The cold lips, with a livid halo round them, murmured, 'Thank you.'

It was a sneer, very shocking just then, perhaps; but unquestionably a sneer.

'Poor Stanley!' she murmured, with a kind of agony, looking down upon that changed face. 'One word more, Stanley. Remember, it's I, the only one on earth who stands near you in kindred, your sister, Stanley, who implores of you to take this step before it is too late; at least, to consider.'

He said something. She thought it was 'I'll think;' and then he closed his eyes. It was the only motion she had observed, his face lay just as it had done on the pillow. He had not stirred all the time she was there; and now that his eyelids closed, it seemed to say, our interview is over—the curtain has dropped; and so understanding it, with that one awful look that may be the last, she glided from the bed-side, told old Dorothy that he seemed disposed to sleep, and left the room.

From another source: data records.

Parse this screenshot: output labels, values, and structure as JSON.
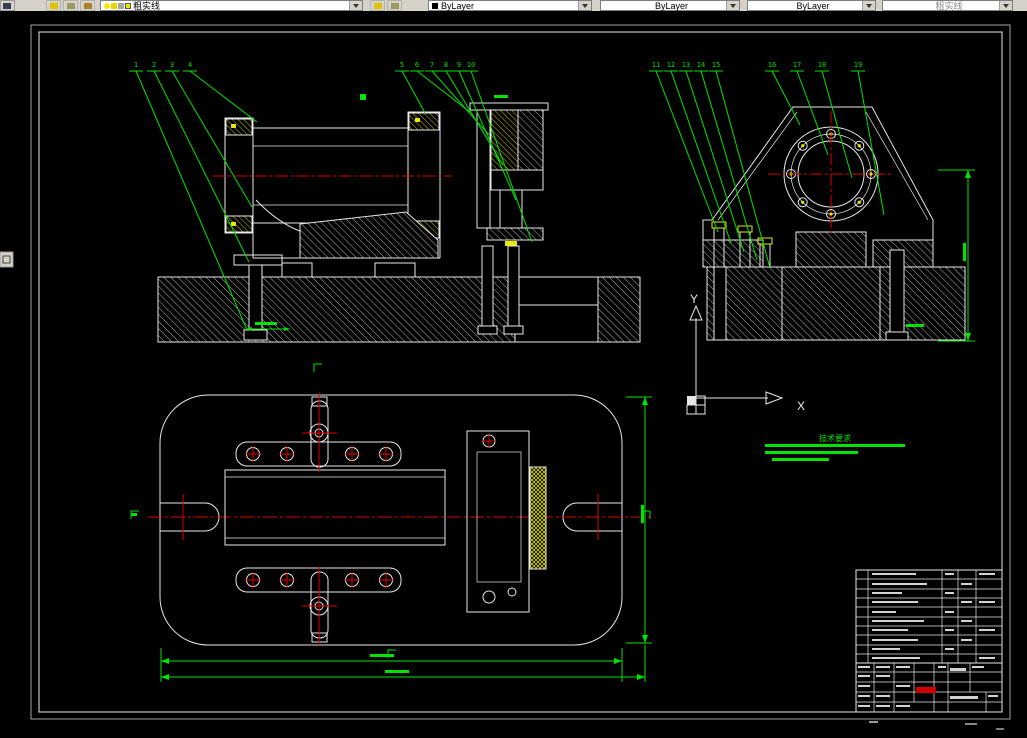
{
  "toolbar": {
    "layer_control": "粗实线",
    "color_control": "ByLayer",
    "linetype_control": "ByLayer",
    "lineweight_control": "ByLayer",
    "plot_style_control": "粗实线"
  },
  "ucs": {
    "x_label": "X",
    "y_label": "Y"
  },
  "notes": {
    "heading": "技术要求"
  },
  "callouts": [
    "1",
    "2",
    "3",
    "4",
    "5",
    "6",
    "7",
    "8",
    "9",
    "10",
    "11",
    "12",
    "13",
    "14",
    "15",
    "16",
    "17",
    "18",
    "19"
  ],
  "colors": {
    "background": "#000000",
    "lines": "#e8e8e8",
    "dimensions": "#00e400",
    "centerlines": "#dd0000",
    "details": "#e8e800",
    "toolbar_bg": "#d6d2c9"
  }
}
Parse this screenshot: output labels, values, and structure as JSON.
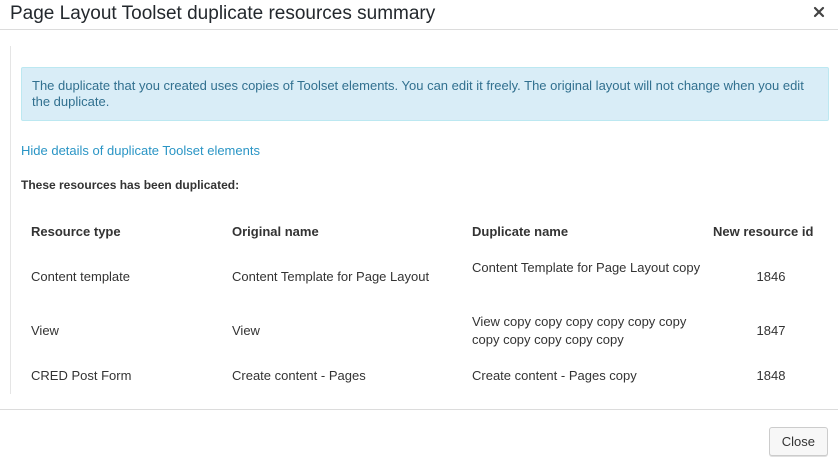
{
  "dialog": {
    "title": "Page Layout Toolset duplicate resources summary"
  },
  "notice": {
    "text": "The duplicate that you created uses copies of Toolset elements. You can edit it freely. The original layout will not change when you edit the duplicate."
  },
  "details_link": "Hide details of duplicate Toolset elements",
  "section_heading": "These resources has been duplicated:",
  "table": {
    "headers": {
      "type": "Resource type",
      "original": "Original name",
      "duplicate": "Duplicate name",
      "id": "New resource id"
    },
    "rows": [
      {
        "type": "Content template",
        "original": "Content Template for Page Layout",
        "duplicate": "Content Template for Page Layout copy",
        "id": "1846"
      },
      {
        "type": "View",
        "original": "View",
        "duplicate": "View copy copy copy copy copy copy copy copy copy copy copy",
        "id": "1847"
      },
      {
        "type": "CRED Post Form",
        "original": "Create content - Pages",
        "duplicate": "Create content - Pages copy",
        "id": "1848"
      }
    ]
  },
  "footer": {
    "close_label": "Close"
  },
  "icons": {
    "close": "close-icon"
  },
  "colors": {
    "notice_bg": "#d9edf7",
    "notice_text": "#31708f",
    "link": "#2a95c5"
  }
}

There is something awful always in the spectacle of such a sick-bed as that beside which Rachel had just stood. But not quite so dreadful is the sight as are the imaginings and the despair of absence. So reassuring is the familiar spectacle of life, even in its subsidence, so long as bodily torture and mental aberration are absent.

In the meanwhile, on his return to the library, Lord Chelford found his dowager mother in high chat with the attorney, whom she afterwards pronounced 'a very gentlemanlike man for his line of life.'

The conversation, indeed, was chiefly that of Lady Chelford, the exemplary attorney contributing, for the most part, a polite acquiescence, and those reflections which most appositely pointed the moral of her ladyship's tale, which concerned altogether the vagaries of Mark Wylder—a subject which piqued her curiosity and irritated her passions.

It was a great day for Jos. Larkin; for by the time Lord Chelford returned the old lady had asked him to stay for dinner, which he did, notwithstanding his morning dress, to his great inward satisfaction, because he could henceforward mention, 'the other day, when I dined at Brandon,' or 'old Lady Chelford assured me, when last I dined at Brandon;' and he could more intimately speak of 'our friends at Brandon,' and 'the Brandon people,' and, in short, this dinner was very serviceable to the excellent attorney.

It was not very amusing this interchange of thought and feeling between
Larkin and the dowager, upon a theme already so well ventilated as Mark
Wylder's absconding, and therefore I let it pass.